This is increasingly less true. SR-IOV and S-IOV are becoming increasingly common even in consumer hardware and OS manufacturers are increasingly leaning on virtualisation as a means to protect users or provide conveniences.
WSL has helped with virtualisation support quite a bit as a means of getting hardware manufacturers to finally play nice with consumer virtualisation.
And Microsoft is even now provides full ephemeral Windows VM "sandboxes". The feature that came with them that surprised me was that they support enabling proper GPU virtualisation as well.
But then you have your "VMs" accessing the real hardware, so the benefits of the VM reduce if not disappear.
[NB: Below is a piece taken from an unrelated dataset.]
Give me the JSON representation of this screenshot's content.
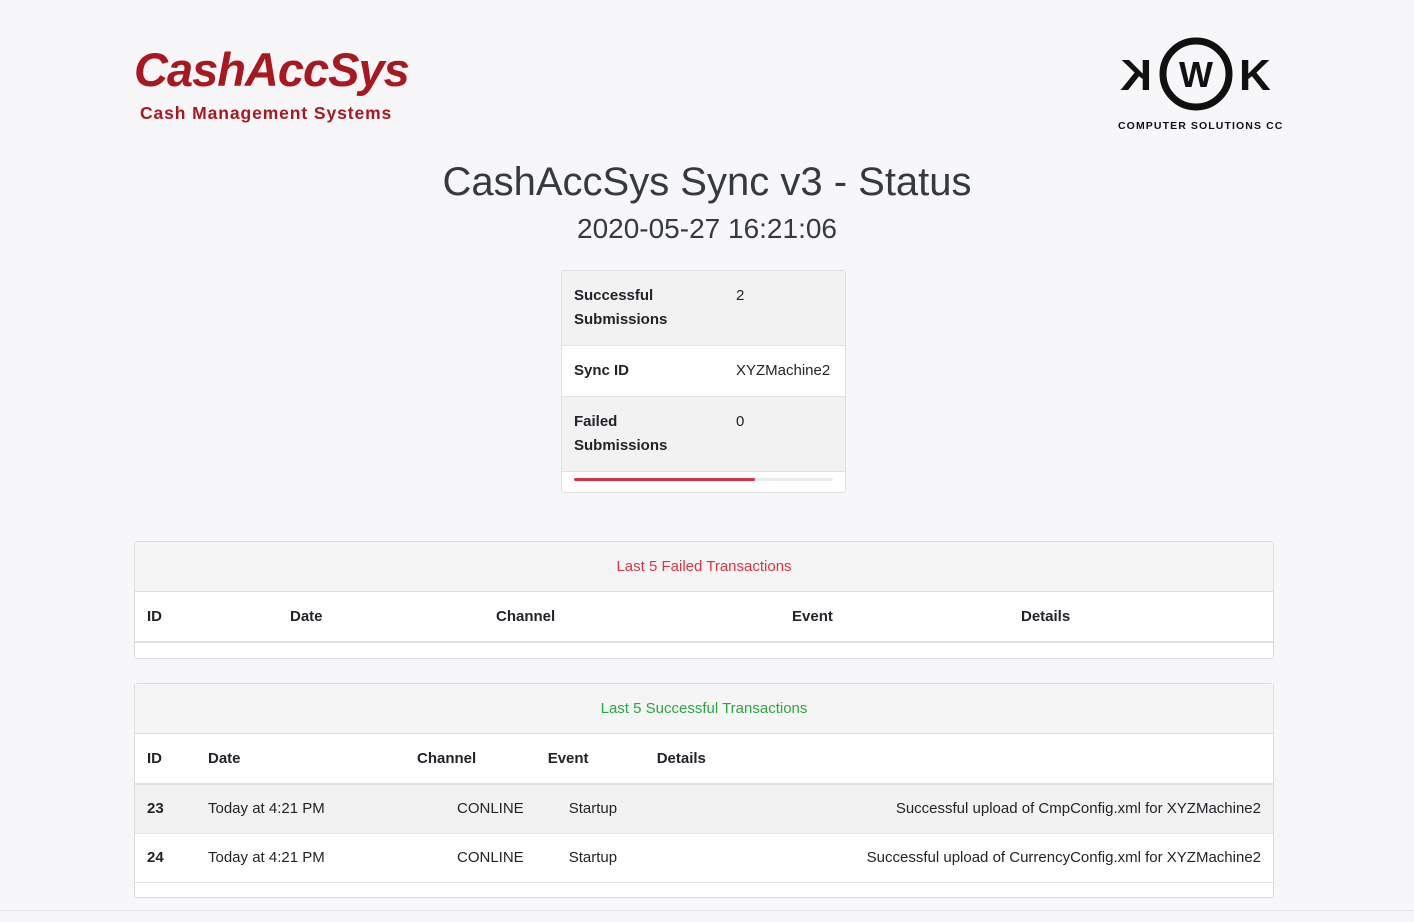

You literally can't have the cake and eat it too.
Not entirely? The virtualised PCIE frameworks (SIOV, SRIOV, etc) don't actually give direct access to the hardware but rather create a virtualised device inside the PCIE device akin to how modern PCs virtualise CPUs and memory.
Well, that's precisely the point of these frameworks. They give direct access to the hardware in order to gain the speed advantages of ... directly accessing the hardware. The PCIe aspect of this is just (very high level description) a way to let the hardware know what VM is making the request.
You're now at the mercy of the hardware manufacturer on whether there's isolation between the different "partitions" or ... nothing at all. Your attack surface expands in a way that's difficult to imagine.
> They give direct access to the hardware
> You're now at the mercy of the hardware manufacturer
No!
Read up on SR-IOV before you continue posting more misleading nonsense.
https://en.wikipedia.org/wiki/Single-root_input/output_virtu...
And why don't you explain what exactly you think the nonsense is rather than violating the HN guidelines with a contentless RTFM message?
Your one link literally says the same thing I have said (a way to multiplex access to the bus). This is ALL about giving VMs direct access to hardware. It makes no sense to even discuss features like this otherwise. What do you think this is for if not real hardware acess? Giving VM hosts an easier time emulating Intel PRO1000 ethernet cards?